Ryanair is experiencing disappointment in its business performance, which has also affected investor sentiment. The Irish low-cost airline saw its stock decline by 17% following a quarterly earnings report that fell short of expectations. Revenue remained stable at €3.6 billion ($4 billion), nearly unchanged from the previous year, but profits nearly halved to €336 million. CEO Michael O’Leary noted that while more passengers are flying with the airline, it requires significant effort to attract them.
O’Leary pointed out that traffic growth is robust, with the number of passengers increasing by 10% to 55 million. However, he emphasized that sustaining this growth comes at a cost, as the airline finds itself frequently needing to stimulate fares and bookings. He expressed concern over underwhelming close-in bookings, particularly approaching the peak travel months of July, August, and September.

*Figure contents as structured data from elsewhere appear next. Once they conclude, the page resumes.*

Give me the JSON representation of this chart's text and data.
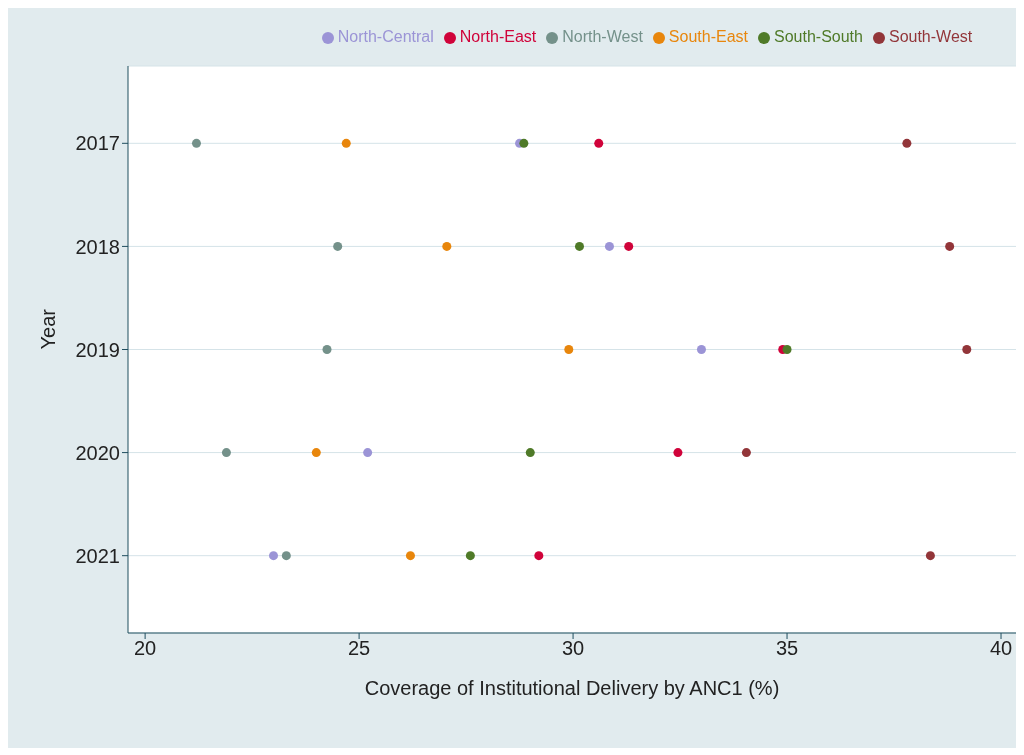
{
  "chart_data": {
    "type": "scatter",
    "orientation": "horizontal",
    "xlabel": "Coverage of Institutional Delivery by ANC1 (%)",
    "ylabel": "Year",
    "categories": [
      "2017",
      "2018",
      "2019",
      "2020",
      "2021"
    ],
    "series": [
      {
        "name": "North-Central",
        "color": "#9b94d6",
        "values": [
          28.75,
          30.85,
          33.0,
          25.2,
          23.0
        ]
      },
      {
        "name": "North-East",
        "color": "#d0033a",
        "values": [
          30.6,
          31.3,
          34.9,
          32.45,
          29.2
        ]
      },
      {
        "name": "North-West",
        "color": "#74918a",
        "values": [
          21.2,
          24.5,
          24.25,
          21.9,
          23.3
        ]
      },
      {
        "name": "South-East",
        "color": "#e8860c",
        "values": [
          24.7,
          27.05,
          29.9,
          24.0,
          26.2
        ]
      },
      {
        "name": "South-South",
        "color": "#4f7a28",
        "values": [
          28.85,
          30.15,
          35.0,
          29.0,
          27.6
        ]
      },
      {
        "name": "South-West",
        "color": "#923539",
        "values": [
          37.8,
          38.8,
          39.2,
          34.05,
          38.35
        ]
      }
    ],
    "xlim": [
      19.6,
      40.35
    ],
    "xticks": [
      20,
      25,
      30,
      35,
      40
    ],
    "grid": "y",
    "legend": "top",
    "marker": "circle"
  }
}
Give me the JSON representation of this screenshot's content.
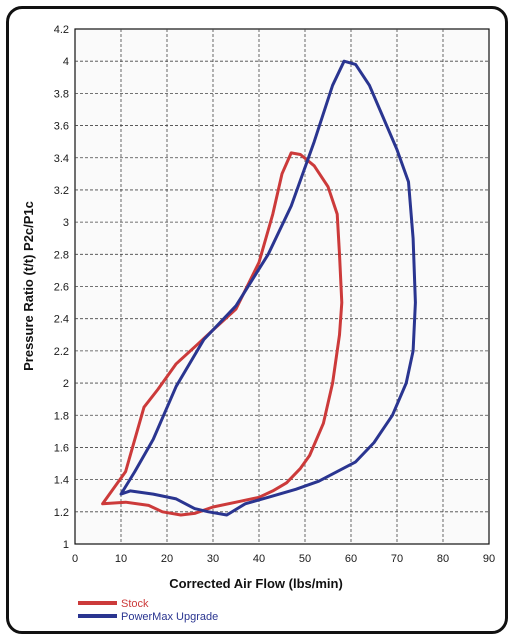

In addition to weaker demand, Ryanair is facing higher labor costs and has criticized Boeing for delivery delays, a recurring issue for O’Leary. Despite the challenges, he has maintained confidence in the airline, even after a recent incident involving a 737 Max 9.
Furthermore, O’Leary indicated that consumers may now be feeling the effects of prolonged inflation and stagnant economic growth in the European Union, which could lead to a period of reduced operations for the airline. He mentioned that Ryanair plans to reduce its capacity for the summer of 2025 compared to original schedules due to ongoing Boeing delivery issues, anticipating two years without growth in capacity. He suggested that operating with fewer aircraft might be a prudent strategy if consumer pressures continue in the coming months.